If you mean a point on the circle, you just need an angle value instead of t. I added a folder in the link below to demonstrate.
Side note: You don’t need to define the point in your evaluated function using dot notation, you can just enter the point, since you’re parsing the coordinates with the function anyway!
I was hoping to get the x-coordinate from the position variable. When calling DrawCircle, it takes in t, a coordinate-pair, and a radius. Is there any way to get the x-coordinate from position?
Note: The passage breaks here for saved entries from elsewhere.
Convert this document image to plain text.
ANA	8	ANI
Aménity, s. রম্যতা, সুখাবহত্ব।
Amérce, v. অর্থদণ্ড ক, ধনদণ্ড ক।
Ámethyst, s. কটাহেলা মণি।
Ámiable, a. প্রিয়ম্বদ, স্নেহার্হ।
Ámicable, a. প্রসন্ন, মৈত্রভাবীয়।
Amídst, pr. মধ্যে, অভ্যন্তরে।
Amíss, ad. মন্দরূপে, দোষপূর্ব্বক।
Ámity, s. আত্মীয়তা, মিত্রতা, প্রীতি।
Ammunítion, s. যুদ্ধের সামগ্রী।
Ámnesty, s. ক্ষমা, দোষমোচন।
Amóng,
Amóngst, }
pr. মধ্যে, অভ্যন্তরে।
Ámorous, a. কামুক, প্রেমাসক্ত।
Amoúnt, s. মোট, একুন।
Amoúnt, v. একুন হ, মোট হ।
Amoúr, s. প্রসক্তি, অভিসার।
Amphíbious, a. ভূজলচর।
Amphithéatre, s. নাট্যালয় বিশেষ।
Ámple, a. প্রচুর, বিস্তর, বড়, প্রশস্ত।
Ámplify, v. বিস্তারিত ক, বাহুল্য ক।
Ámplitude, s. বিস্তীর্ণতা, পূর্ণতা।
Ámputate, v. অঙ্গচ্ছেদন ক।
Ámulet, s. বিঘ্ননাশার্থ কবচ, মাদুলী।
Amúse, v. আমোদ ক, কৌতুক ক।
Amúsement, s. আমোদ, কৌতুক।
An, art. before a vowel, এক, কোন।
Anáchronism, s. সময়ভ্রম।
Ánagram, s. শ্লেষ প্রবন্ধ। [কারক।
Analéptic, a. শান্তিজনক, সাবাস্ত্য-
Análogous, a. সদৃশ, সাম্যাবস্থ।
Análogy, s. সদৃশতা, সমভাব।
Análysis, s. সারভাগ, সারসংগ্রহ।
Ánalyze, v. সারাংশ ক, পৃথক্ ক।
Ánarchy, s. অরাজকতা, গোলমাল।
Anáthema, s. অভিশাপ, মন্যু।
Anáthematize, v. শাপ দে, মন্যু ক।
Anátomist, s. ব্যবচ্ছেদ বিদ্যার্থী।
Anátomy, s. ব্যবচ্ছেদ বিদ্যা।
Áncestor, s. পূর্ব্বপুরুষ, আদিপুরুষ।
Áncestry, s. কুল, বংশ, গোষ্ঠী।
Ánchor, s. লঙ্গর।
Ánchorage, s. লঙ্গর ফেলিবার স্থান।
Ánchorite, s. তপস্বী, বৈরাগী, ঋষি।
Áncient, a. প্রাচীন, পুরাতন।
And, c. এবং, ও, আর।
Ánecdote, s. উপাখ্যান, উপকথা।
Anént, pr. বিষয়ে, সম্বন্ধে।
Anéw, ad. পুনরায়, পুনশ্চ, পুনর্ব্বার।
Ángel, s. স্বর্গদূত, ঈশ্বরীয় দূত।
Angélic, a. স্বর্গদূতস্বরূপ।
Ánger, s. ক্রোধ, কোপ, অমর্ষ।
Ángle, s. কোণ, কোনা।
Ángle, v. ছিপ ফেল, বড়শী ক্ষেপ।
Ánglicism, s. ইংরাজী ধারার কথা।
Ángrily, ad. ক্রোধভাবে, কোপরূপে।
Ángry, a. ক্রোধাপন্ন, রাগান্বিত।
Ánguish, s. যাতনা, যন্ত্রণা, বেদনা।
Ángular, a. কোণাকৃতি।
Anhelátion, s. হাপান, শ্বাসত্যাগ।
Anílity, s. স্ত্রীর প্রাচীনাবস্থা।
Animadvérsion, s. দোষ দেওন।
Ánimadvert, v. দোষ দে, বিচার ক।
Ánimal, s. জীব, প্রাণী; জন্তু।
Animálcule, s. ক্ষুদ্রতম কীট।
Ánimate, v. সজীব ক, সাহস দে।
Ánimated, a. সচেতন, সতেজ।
For Example, when defining
circle=DrawCircle(t,(12,3),1)
circle.x should be equal to 12. Is this possible, or will I have to use a point to get it’s position?
You can’t extract it from circle, but if you use a variable for the position (as you did in your sample), then you can use the dot notation from that.
So, for
C_{enter} = (12,3)
c_{ircle} = D_{rawCircle}(t, C_{enter}, 1)
x_{circle} = C_{enter}.x
The circle is created is the collection of points equidistant from your position, so trying to extract an x-coordinate would really be a list of x-coordinates, not the center. You can see this if you use a list of values between 0 and 2pi instead of t.